Nous vivons en paix, paraît-il. Nous, c’est-à-dire l’infime partie repue de l’humanité Pourtant, tout est guerre parmi nous, autour de nous, en nous. Guerres entre groupes économiques, guerres entre religions, guerres entre pays, guerres entre générations; guerres larvées, ouvertes, bruyantes, silencieuses ; guerres froides, tièdes, chaudes ; guerres bleues, saignantes, à point, très cuites. Et Annie Le Brun de citer le poète et agitateur libertaire William Morris (1834-1896) pour dénoncer l’origine de cette spirale belliqueuse: «Le système de concurrence illimitée».

 L’hypercapitalisme financier a poussé le moteur de la concurrence vers ses régimes extrêmes. Désormais, à la concurrence entre entreprises s’est ajoutée la concurrence entre individus considérés comme des autoentrepreneurs, le mot moderne pour désigner les esclaves. Pour cela, il convient d’enserrer les humains dans des réseaux serrés de représentations divertissantes et abrutissantes qui les castrent de toute velléité de révolte. Pour mener à bien cette offensive vers l’aliénation massive, la banalisation de la laideur est devenue un impératif, d’où l’invasion de ce qu’Annie Le Brun nomme «le réalisme globaliste» . La beauté possède un potentiel révolutionnaire qui met en danger cette stratégie.
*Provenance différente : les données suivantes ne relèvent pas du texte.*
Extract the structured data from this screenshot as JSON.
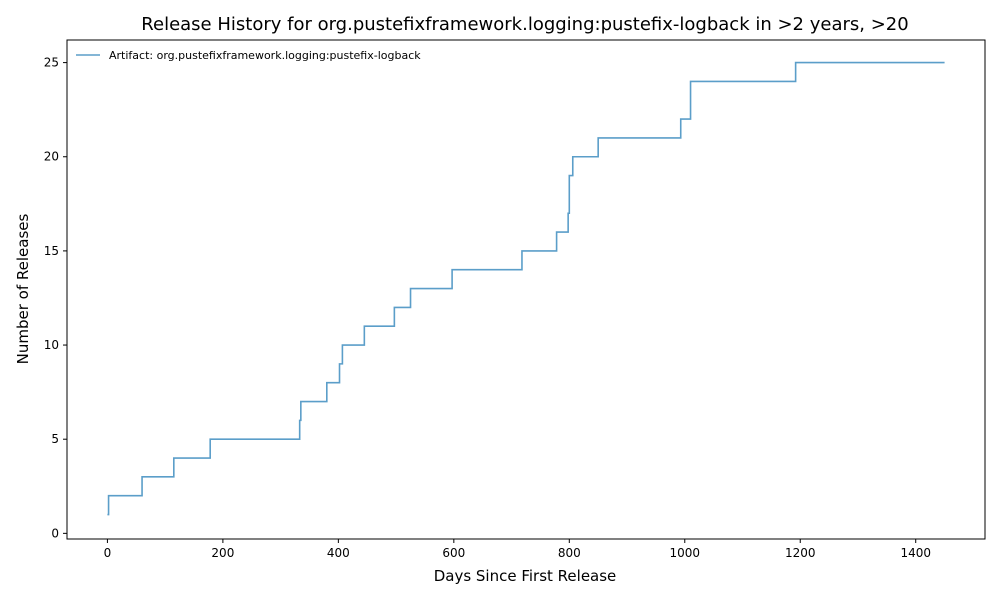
{
  "chart_data": {
    "type": "line",
    "step": "post",
    "title": "Release History for org.pustefixframework.logging:pustefix-logback in >2 years, >20",
    "xlabel": "Days Since First Release",
    "ylabel": "Number of Releases",
    "xlim": [
      -70,
      1520
    ],
    "ylim": [
      -0.3,
      26.2
    ],
    "xticks": [
      0,
      200,
      400,
      600,
      800,
      1000,
      1200,
      1400
    ],
    "yticks": [
      0,
      5,
      10,
      15,
      20,
      25
    ],
    "grid": false,
    "legend": "top-left",
    "series": [
      {
        "name": "Artifact: org.pustefixframework.logging:pustefix-logback",
        "color": "#5b9ec9",
        "x": [
          0,
          2,
          60,
          115,
          178,
          330,
          333,
          335,
          380,
          402,
          407,
          445,
          497,
          525,
          597,
          718,
          778,
          798,
          800,
          806,
          850,
          993,
          1010,
          1192,
          1450
        ],
        "y": [
          1,
          2,
          3,
          4,
          5,
          5,
          6,
          7,
          8,
          9,
          10,
          11,
          12,
          13,
          14,
          15,
          16,
          17,
          19,
          20,
          21,
          22,
          24,
          25,
          25
        ]
      }
    ]
  }
}
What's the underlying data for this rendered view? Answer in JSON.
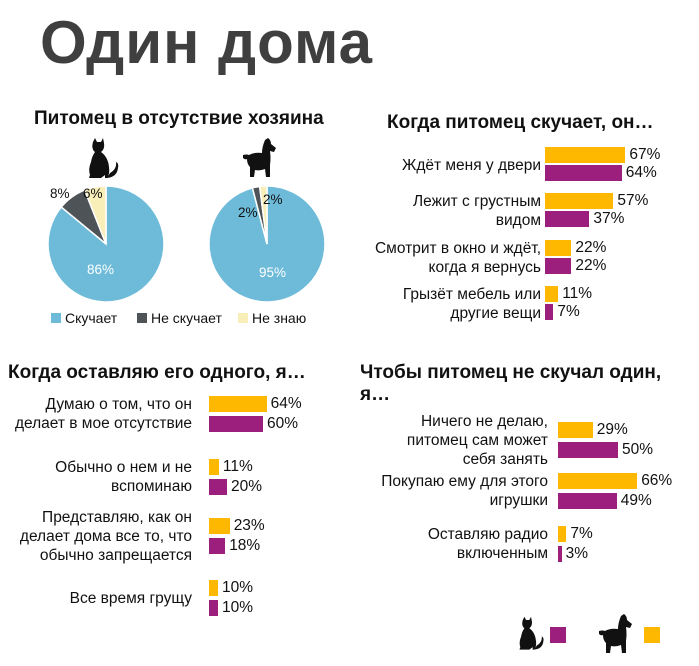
{
  "title": "Один дома",
  "colors": {
    "dog": "#ffb800",
    "cat": "#9c1f7e",
    "pie_bored": "#6dbbd9",
    "pie_not_bored": "#4d5356",
    "pie_dont_know": "#f7eeb8"
  },
  "chart_data": [
    {
      "type": "pie",
      "title": "Питомец в отсутствие хозяина",
      "animal": "cat",
      "categories": [
        "Скучает",
        "Не скучает",
        "Не знаю"
      ],
      "values": [
        86,
        8,
        6
      ],
      "value_labels": [
        "86%",
        "8%",
        "6%"
      ],
      "legend": "bottom"
    },
    {
      "type": "pie",
      "animal": "dog",
      "categories": [
        "Скучает",
        "Не скучает",
        "Не знаю"
      ],
      "values": [
        95,
        2,
        2
      ],
      "value_labels": [
        "95%",
        "2%",
        "2%"
      ],
      "legend": "bottom"
    },
    {
      "type": "bar",
      "orientation": "horizontal",
      "title": "Когда питомец скучает, он…",
      "categories": [
        "Ждёт меня у двери",
        "Лежит с грустным\nвидом",
        "Смотрит в окно и ждёт,\nкогда я вернусь",
        "Грызёт мебель или\nдругие вещи"
      ],
      "series": [
        {
          "animal": "dog",
          "values": [
            67,
            57,
            22,
            11
          ],
          "labels": [
            "67%",
            "57%",
            "22%",
            "11%"
          ]
        },
        {
          "animal": "cat",
          "values": [
            64,
            37,
            22,
            7
          ],
          "labels": [
            "64%",
            "37%",
            "22%",
            "7%"
          ]
        }
      ]
    },
    {
      "type": "bar",
      "orientation": "horizontal",
      "title": "Когда оставляю его одного, я…",
      "categories": [
        "Думаю о том, что он\nделает в мое отсутствие",
        "Обычно о нем и не\nвспоминаю",
        "Представляю, как он\nделает дома все то, что\nобычно запрещается",
        "Все время грущу"
      ],
      "series": [
        {
          "animal": "dog",
          "values": [
            64,
            11,
            23,
            10
          ],
          "labels": [
            "64%",
            "11%",
            "23%",
            "10%"
          ]
        },
        {
          "animal": "cat",
          "values": [
            60,
            20,
            18,
            10
          ],
          "labels": [
            "60%",
            "20%",
            "18%",
            "10%"
          ]
        }
      ]
    },
    {
      "type": "bar",
      "orientation": "horizontal",
      "title": "Чтобы питомец не скучал один,\nя…",
      "categories": [
        "Ничего не делаю,\nпитомец сам может\nсебя занять",
        "Покупаю ему для этого\nигрушки",
        "Оставляю радио\nвключенным"
      ],
      "series": [
        {
          "animal": "dog",
          "values": [
            29,
            66,
            7
          ],
          "labels": [
            "29%",
            "66%",
            "7%"
          ]
        },
        {
          "animal": "cat",
          "values": [
            50,
            49,
            3
          ],
          "labels": [
            "50%",
            "49%",
            "3%"
          ]
        }
      ]
    }
  ]
}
L’art contemporain et la laideur comme stratégie

Définir la beauté demeure aléatoire. Mais c’est justement cet aléatoire qui en fait une force libératoire. La beauté est indissociable de la surprise bouleversante qu’elle provoque chez celle ou celui qui en est traversé. «Beau comme la rencontre fortuite sur une table de dissection d'une machine à coudre et d'un parapluie», écrivait Lautréamont dans ses «Chants de Maldoror». La beauté fait naître une émotion passionnée qui foudroie quiconque s’en approche. Désormais, pour cet heureux «quiconque» plus rien ne sera comme avant. Dès lors, la beauté met le feu aux poudres à l’intérieur de celle ou celui qui la vit. D’où risque d’explosion que la laideur du «réalisme globaliste» – avec ses MacDo gerbatoires, ses autoroutes grisâtres du Nord au Sud et de l’Est à l’Ouest, son urbanisme d’un style benzodiazépine généralisé – s’efforce de désamorcer grâce à l’apport décisif de l’art contemporain qui banalise l’originalité et trivialise la poésie.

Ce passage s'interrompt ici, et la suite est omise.